According to the Mayo Clinic, job burnout is a special type of job stress—a state of physical, emotional, or mental exhaustion combined with doubts about your competence and the value of your work.

Could you be experiencing job burnout? Ask yourself the following questions:

  • Have you become cynical or critical at work?
  • Do you drag yourself to work and have trouble getting started once you arrive?
  • Have you become irritable or impatient with co-workers, customers, or clients?
  • Do you lack the energy to stay consistently productive?
  • Do you lack satisfaction from your achievements?
  • Do you feel disillusioned about your job?
  • Are you using food, drugs, or alcohol to feel better or to simply not feel?
  • Have your sleep habits or appetite changed?
  • Are you troubled by unexplained headaches, backaches, or other physical complaints?

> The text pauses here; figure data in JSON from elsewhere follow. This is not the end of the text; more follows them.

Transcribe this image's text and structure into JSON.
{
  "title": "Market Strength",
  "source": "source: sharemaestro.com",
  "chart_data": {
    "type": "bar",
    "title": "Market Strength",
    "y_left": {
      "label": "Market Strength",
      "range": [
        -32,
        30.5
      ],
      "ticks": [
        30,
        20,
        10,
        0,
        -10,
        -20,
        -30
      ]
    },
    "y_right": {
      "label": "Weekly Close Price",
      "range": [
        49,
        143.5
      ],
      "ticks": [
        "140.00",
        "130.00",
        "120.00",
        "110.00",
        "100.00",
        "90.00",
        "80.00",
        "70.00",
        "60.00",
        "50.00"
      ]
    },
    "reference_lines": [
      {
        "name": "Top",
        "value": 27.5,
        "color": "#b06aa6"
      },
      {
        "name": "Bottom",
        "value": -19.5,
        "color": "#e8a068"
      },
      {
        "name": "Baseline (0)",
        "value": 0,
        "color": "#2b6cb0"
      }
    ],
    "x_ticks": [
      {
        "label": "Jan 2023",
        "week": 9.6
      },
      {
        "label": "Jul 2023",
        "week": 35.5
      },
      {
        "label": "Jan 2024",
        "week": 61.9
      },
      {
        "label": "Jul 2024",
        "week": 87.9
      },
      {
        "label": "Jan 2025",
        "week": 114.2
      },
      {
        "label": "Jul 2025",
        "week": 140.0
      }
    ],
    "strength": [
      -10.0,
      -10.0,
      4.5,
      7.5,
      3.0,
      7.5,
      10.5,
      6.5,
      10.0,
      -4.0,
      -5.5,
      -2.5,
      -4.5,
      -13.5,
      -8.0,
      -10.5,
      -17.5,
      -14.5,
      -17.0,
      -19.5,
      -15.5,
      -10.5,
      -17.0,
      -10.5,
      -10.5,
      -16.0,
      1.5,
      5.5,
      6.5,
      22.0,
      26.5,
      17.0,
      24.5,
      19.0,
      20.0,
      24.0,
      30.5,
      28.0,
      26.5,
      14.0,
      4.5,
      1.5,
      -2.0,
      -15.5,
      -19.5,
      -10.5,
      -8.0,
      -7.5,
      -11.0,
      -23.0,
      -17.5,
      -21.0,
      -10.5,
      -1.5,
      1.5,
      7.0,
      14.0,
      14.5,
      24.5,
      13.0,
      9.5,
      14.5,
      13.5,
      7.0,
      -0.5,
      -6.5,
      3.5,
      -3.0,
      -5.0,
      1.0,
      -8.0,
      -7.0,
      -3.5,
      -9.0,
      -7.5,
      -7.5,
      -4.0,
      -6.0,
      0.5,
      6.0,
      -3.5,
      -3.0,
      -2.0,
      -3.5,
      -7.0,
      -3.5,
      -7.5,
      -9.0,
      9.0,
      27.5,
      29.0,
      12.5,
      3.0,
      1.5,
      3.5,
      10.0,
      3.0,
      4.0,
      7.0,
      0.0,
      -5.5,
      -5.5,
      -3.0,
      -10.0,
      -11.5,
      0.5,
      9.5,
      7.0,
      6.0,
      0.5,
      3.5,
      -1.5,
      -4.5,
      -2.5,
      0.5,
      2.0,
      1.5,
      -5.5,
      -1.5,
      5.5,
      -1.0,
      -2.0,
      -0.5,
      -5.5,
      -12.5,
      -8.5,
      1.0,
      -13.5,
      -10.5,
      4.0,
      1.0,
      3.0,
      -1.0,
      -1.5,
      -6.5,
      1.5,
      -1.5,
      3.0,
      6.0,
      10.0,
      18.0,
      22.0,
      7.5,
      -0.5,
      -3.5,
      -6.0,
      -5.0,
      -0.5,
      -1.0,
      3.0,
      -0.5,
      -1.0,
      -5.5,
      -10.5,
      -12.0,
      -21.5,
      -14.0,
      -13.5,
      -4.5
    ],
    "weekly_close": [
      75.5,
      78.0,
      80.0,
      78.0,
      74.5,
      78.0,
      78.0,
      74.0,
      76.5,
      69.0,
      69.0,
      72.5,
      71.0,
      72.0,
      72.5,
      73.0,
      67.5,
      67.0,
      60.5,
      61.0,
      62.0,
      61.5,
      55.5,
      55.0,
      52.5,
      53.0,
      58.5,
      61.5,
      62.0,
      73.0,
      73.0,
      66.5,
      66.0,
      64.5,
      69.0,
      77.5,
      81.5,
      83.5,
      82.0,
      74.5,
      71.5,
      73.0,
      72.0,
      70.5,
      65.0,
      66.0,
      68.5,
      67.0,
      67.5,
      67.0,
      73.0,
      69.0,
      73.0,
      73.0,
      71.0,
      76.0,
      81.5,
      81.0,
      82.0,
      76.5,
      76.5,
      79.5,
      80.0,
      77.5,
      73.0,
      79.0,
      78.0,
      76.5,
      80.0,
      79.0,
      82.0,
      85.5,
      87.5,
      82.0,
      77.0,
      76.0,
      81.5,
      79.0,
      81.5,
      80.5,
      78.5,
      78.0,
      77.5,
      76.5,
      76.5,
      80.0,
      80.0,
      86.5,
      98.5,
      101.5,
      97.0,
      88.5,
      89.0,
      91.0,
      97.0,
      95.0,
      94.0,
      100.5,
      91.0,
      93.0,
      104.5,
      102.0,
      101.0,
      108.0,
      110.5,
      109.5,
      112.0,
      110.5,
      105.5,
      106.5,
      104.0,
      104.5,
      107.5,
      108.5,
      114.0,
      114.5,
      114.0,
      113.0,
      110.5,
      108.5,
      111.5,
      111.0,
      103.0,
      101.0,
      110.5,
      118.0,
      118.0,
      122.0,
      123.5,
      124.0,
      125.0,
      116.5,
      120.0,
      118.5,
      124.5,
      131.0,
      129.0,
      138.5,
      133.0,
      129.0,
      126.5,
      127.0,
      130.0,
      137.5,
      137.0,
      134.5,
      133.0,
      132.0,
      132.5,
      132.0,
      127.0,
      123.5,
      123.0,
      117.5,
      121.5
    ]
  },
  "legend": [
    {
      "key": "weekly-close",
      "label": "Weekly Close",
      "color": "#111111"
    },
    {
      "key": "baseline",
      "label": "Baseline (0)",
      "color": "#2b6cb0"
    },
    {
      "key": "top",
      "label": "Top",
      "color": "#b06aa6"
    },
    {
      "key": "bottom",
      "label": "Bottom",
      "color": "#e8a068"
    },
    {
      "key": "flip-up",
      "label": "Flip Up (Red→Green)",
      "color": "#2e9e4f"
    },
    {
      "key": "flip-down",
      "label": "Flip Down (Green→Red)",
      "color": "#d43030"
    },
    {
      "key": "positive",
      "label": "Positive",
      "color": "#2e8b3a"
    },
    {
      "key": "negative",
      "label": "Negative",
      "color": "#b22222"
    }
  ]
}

If you answered “yes” to any of these questions, you might have burnout and may need some intervention.

Handling Burnout

Burnout occurs for a wide variety of reasons, and finding the underlying reason is the key to addressing it effectively. The answer is not always so deep and complicated. Some people really are not well suited for wound care. Others may have an undiscovered medical problem, such a thyroid disorder. Many others may have a home-work imbalance that they need to address. It might mean that more sleep, exercise, or downtime is needed.

From the facility’s leadership point of view, it is important to create an environment where employees can take a mental health break without repercussions. Frustration often comes from feeling a lack of control. Giving employees a say in how to best get the job done always is appreciated rather than micromanaging them. Mentoring and adequate training also helps, as well as creating an environment where job rotation is possible. No one likes to do exactly the same thing every single day for months on end.

Take Action

The bottom line is that the time to explain that you are feeling job burnout is not after a lawsuit is filed when you are called on the carpet. That does not justify poor care or incomplete medical record documentation. It does not make the patient’s loved ones feel sorry for you. All it does is tarnish both your and your facility’s reputation. Deal with it now. You will be glad you did.